ExtremeFLOW / neko

/ᐠ. 。.ᐟ\ᵐᵉᵒʷˎˊ˗
https://neko.cfd/
Other
159 stars 28 forks source link

Mpirun Error #1158

Open BeiNing-Z opened 4 months ago

BeiNing-Z commented 4 months ago

when I mpirun the case, The following error occurs:

Program received signal SIGSEGV: Segmentation fault - invalid memory reference.

Backtrace for this error:

0 0x7f5655178860 in ???

1 0x7f5655177a05 in ???

2 0x7f5654e5ed8f in ???

3 0x7f5654ed46c0 in ???

4 0x7f5654c883be in ???

5 0x7f5654001538 in ???

6 0x7f5655470b82 in ???

7 0x4516ab in ???

8 0x449b1b in __device_math_MOD_device_glsum

    at math/bcknd/device/device_math.F90:1286

9 0x4877e5 in coef_generate_mass

    at sem/coef.f90:953

10 0x48e207 in __coefs_MOD_coef_init_all

    at sem/coef.f90:319

11 0x42e45b in __fluid_scheme_MOD_fluid_scheme_init_common

    at fluid/fluid_scheme.f90:205

12 0x42f8ae in __fluid_scheme_MOD_fluid_scheme_init_all

    at fluid/fluid_scheme.f90:362

13 0x4f204a in __fluid_pnpn_MOD_fluid_pnpn_init

    at fluid/fluid_pnpn.f90:129

14 0x4df232 in __case_MOD_case_init

    at /home/neko/GPU/neko-0.6.1/src/case.f90:185

15 0x44e3f2 in __neko_MOD_neko_init

    at /home/neko/GPU/neko-0.6.1/src/neko.f90:207

16 0x408636 in usrneko

    at /home/neko/GPU/tgv_Re1600/usr_driver.f90:7

17 0x40497c in main

    at /home/neko/GPU/tgv_Re1600/usr_driver.f90:2

Primary job terminated normally, but 1 process returned a non-zero exit code. Per user-direction, the job has been aborted.

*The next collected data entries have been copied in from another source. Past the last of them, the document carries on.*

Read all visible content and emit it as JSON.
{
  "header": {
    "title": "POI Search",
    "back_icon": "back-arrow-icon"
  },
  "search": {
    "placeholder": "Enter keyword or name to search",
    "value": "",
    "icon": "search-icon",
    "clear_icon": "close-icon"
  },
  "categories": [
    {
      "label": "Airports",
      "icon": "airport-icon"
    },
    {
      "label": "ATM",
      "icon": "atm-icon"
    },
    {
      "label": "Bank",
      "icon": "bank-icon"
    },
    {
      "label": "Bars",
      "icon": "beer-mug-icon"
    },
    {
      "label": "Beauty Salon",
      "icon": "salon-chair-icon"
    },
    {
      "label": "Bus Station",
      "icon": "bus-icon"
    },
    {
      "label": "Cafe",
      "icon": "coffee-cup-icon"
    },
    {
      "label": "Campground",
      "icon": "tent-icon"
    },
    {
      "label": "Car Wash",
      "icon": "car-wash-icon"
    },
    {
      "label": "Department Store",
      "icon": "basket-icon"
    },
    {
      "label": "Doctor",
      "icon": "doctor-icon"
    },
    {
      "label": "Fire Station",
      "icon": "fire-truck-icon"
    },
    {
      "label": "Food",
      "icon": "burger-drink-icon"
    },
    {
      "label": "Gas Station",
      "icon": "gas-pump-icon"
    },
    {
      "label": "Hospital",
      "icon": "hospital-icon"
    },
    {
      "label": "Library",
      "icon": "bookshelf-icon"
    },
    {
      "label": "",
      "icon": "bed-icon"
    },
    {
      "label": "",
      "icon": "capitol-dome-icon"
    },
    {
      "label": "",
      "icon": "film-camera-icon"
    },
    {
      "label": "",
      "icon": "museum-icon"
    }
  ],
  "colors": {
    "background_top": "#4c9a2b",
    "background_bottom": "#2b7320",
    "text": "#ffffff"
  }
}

mpirun noticed that process rank 0 with PID 0 on node node4 exited on signal 11 (Segmentation fault).

my mpirun version is mpirun (Open MPI) 4.1.6, the neko version is 0.6.1 could you help me solve it?

timfelle commented 4 months ago

Hi @BeiNing-Z, could you provide a bit more information on what you are running.

BeiNing-Z commented 4 months ago

嗨,您能否提供有关您正在运行的内容的更多信息。

  • 哪个案例文件
  • 哪个网格
  • 多少个 MPI 实例
  • 您是否正在使用设备,如果是的话?

my casefile is :

&NEKO_CASE mesh_file= '32768.nmsh' fluid_scheme='pnpn' lx = 8 source_term = 'noforce' initial_condition = 'user' / &NEKO_PARAMETERS dt = 1d-3 T_end = 2 nsamples = 1 write_at_end = .false. output_chkp = .false. uinf= 0.0,0.0,0.0 Re = 1600 pc_vel = 'jacobi' pc_prs = 'hsmg' proj_prs_dim = 8 dealias = .true. /

and 32 mpi rank

timfelle commented 4 months ago

Is Neko compiled with support for a GPU? Because it seems the code is attempting to access a GPU where it fails.

BeiNing-Z commented 4 months ago

Neko 是否支持 GPU 进行编译?因为代码似乎正在尝试访问失败的 GPU。

I use the way as https://github.com/ExtremeFLOW/neko/discussions/540#discussion-4113611 and I configure as the following ./configure --prefix=/home/neko/GPU/neko-install --with-cuda=/opt/nvidia/hpc_sdk/Linux_x86_64/23.11/cuda/ CUDA_CFLAGS=-O3 CUDA_ARCH=-arch=sm_70 NVCC=/opt/nvidia/hpc_sdk/Linux_x86_64/23.11/compilers/bin/nvcc --enable-device-mpi

timfelle commented 4 months ago

Alright, so the problem is that you are trying to run the code with 32 GPU's. Try to adjust the number of MPI ranks to the number of GPU's you have available on your system.

njansson commented 4 months ago

Did the issues goes away when using more MPI ranks?

Otherwise, another thing to check is MPI. Since you built Neko for device-aware MPI, you might, depending on your MPI provider, have to set an env. variable.

timofeymukha commented 2 months ago

@BeiNing-Z what is the status on this one?